So it's very useful to understand that.

And this relates to how we can be mindful of our habitual states of mind,

Be discerning about them and cultivate the ones that are wholesome and release and let go of the ones that are unwholesome.

So as you know,

I'm a clinical psychologist and I work with a lot of people who have suffered traumas.

And they suffer with destructive thoughts.

There's something I talk to them about.

Excuse me a minute,

I'll just wait to that.

It's either a plane or a helicopter.

I'm not sure.

So I say there's a couple of ways we can deal with painful and destructive thoughts,

Such as the intrusive thoughts that happen with when we're suffering from post-traumatic stress,

For example,

The horrendous flashbacks we might have and so on.

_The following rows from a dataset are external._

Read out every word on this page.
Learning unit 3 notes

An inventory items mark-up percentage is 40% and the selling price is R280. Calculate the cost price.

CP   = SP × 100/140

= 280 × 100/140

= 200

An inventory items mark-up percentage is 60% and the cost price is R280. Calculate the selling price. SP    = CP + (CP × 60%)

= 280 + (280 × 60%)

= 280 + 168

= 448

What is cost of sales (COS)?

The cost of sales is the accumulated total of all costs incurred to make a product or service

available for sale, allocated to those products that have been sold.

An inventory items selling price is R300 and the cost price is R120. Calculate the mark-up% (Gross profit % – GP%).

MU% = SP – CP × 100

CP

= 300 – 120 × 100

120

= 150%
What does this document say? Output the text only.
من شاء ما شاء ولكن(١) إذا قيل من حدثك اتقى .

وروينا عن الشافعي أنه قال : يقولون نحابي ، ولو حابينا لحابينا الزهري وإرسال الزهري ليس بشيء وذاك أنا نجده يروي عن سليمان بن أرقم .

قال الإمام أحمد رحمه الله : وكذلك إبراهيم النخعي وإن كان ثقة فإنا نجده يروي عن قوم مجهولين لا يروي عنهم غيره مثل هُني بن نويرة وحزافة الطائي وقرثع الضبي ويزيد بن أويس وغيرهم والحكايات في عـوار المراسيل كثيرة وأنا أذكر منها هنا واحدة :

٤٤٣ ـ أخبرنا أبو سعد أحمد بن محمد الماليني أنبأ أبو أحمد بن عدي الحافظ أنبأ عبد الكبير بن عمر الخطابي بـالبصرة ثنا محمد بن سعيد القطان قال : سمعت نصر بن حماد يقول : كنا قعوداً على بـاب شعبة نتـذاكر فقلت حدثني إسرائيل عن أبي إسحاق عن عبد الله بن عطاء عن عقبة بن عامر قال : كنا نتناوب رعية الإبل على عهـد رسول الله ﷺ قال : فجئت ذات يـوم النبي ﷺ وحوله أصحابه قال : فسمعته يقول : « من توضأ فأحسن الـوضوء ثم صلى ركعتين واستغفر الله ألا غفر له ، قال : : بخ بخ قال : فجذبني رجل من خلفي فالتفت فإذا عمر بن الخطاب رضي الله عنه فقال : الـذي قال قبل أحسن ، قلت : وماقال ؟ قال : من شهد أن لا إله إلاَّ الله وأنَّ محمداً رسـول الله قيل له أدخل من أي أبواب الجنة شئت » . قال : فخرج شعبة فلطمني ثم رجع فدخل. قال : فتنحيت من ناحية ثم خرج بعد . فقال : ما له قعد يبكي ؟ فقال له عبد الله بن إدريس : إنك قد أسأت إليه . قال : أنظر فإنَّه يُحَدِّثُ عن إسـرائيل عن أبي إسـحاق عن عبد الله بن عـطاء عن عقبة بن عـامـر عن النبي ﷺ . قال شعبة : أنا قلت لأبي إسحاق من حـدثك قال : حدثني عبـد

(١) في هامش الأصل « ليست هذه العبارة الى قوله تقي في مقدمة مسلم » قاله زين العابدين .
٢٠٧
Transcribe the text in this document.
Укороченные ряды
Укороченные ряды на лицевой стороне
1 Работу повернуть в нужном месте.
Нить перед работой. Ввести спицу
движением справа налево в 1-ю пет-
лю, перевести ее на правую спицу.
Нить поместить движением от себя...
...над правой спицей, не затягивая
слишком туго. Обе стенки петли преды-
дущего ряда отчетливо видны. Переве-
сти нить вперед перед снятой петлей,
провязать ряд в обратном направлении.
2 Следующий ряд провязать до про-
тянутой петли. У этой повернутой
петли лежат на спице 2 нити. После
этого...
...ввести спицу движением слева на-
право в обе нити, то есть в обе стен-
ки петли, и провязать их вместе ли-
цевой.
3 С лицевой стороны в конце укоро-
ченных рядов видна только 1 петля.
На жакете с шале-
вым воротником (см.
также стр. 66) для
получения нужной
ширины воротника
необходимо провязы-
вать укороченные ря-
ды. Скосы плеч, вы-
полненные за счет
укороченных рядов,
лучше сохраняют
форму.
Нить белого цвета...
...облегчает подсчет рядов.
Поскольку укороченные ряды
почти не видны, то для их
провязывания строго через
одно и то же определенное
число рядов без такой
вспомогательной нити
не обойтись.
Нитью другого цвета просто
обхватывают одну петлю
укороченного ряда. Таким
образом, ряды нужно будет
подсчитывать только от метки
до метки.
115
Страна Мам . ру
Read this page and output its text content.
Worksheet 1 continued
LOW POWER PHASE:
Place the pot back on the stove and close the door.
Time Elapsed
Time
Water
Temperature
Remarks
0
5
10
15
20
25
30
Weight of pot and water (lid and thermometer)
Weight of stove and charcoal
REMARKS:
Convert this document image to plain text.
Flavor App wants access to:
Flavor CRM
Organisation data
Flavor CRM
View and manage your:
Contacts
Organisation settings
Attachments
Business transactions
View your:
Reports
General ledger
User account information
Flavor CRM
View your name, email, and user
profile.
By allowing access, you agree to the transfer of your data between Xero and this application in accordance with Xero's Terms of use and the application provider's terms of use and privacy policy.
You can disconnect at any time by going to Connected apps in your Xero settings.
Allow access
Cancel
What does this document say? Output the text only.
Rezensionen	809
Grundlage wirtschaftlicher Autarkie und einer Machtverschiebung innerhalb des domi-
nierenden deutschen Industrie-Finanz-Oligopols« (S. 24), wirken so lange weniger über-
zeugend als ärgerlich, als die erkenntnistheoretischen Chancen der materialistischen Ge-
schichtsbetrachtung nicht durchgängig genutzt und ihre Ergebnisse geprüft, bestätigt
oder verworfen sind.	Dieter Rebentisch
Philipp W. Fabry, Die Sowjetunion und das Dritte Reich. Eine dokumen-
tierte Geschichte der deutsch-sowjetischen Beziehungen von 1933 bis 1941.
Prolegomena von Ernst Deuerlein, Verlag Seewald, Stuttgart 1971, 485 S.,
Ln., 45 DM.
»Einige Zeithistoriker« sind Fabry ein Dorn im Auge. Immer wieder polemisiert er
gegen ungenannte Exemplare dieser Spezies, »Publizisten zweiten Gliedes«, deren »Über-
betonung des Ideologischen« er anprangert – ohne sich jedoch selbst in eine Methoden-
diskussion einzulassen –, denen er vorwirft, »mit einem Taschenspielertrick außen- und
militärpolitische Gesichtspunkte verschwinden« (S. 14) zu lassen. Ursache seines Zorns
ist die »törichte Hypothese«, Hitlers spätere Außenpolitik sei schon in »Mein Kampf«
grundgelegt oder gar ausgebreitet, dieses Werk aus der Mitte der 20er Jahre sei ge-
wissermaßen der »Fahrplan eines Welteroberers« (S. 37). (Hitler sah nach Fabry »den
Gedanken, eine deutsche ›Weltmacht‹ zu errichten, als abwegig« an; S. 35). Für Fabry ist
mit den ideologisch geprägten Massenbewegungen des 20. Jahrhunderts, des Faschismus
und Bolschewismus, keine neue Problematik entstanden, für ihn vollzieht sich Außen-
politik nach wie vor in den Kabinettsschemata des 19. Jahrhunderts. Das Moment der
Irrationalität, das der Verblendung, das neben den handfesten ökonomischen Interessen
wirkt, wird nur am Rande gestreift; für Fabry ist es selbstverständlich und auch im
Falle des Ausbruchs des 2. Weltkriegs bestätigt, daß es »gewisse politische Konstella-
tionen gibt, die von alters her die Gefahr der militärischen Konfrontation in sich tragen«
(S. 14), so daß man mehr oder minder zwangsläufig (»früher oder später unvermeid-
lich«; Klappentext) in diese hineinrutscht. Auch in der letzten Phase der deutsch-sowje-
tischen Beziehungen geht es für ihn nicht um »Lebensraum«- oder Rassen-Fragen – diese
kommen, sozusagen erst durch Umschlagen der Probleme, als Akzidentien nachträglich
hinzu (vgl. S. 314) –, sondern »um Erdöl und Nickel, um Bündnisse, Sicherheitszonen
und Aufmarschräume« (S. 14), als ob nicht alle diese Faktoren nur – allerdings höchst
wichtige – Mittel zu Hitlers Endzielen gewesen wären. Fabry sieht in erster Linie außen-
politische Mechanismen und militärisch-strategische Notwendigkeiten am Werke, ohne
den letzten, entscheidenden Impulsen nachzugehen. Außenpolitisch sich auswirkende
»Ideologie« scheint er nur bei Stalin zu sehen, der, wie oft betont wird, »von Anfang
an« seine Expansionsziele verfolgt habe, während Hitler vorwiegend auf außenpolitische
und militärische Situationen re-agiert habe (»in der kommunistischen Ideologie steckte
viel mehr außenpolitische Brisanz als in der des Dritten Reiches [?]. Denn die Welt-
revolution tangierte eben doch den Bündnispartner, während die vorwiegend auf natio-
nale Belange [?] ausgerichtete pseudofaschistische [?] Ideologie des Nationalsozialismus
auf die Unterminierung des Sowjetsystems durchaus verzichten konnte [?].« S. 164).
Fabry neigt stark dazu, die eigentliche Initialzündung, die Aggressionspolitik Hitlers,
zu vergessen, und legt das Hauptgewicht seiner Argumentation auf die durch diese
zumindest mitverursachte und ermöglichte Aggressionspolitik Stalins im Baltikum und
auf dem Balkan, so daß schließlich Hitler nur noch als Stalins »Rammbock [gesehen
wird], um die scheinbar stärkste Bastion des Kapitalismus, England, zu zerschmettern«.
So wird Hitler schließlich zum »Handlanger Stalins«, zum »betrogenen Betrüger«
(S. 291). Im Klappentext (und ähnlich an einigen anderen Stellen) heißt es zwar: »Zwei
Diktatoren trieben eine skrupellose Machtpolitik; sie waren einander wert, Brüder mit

These thoughts that invade our consciousness and we just don't want them.

There's many different ways of dealing with difficult thoughts,

But I've summarized them into two pathways.

One is the pathway of serenity.

The other is the pathway of insight.

So with the serenity pathway,

What we do is we nourish a wholesome pattern of thought by giving attention to it,

Feeding into it,

Where attention goes,

Energy flows,

And neural pathways grow.

By placing your attention on something wholesome,

Something wonderful,

Something good,

It helps grow that neural pathway,

But it also helps to grow that chain of thought,

That trail of thought.

And I say,

Just don't feed into the unwholesome.

Just don't buy into it.

You know,

You're getting terrible memories arising.

Just see them as memories.

They're just visions.

They're nothing more than that.

Just don't feed into them.

So we're feeding into the wholesome and not feeding into the destructive.

And this isn't ignoring it.

It's just not buying into the destructive.

And with the insight way,

What we do is we turn towards those painful thoughts,

But we turn towards them in a particular way.

We turn towards them in a mindful way,

Where we're seeing them for what they are.

We're seeing that they are impermanent.

We're seeing that they are empty of substance.

We're seeing that they're not necessarily facts that we believe.

We're seeing them for what they are and seeing through them so they no longer entrap us.

We no longer engage with them.

So we're engaging with them,

But in a mindful way.

So we're seeing through them and seeing the reality of them rather than believing them as something that's not real.

So thoughts do not last.

Facts are not necessarily,

Thoughts are impermanent.

Thoughts are not self and thoughts are unreliable.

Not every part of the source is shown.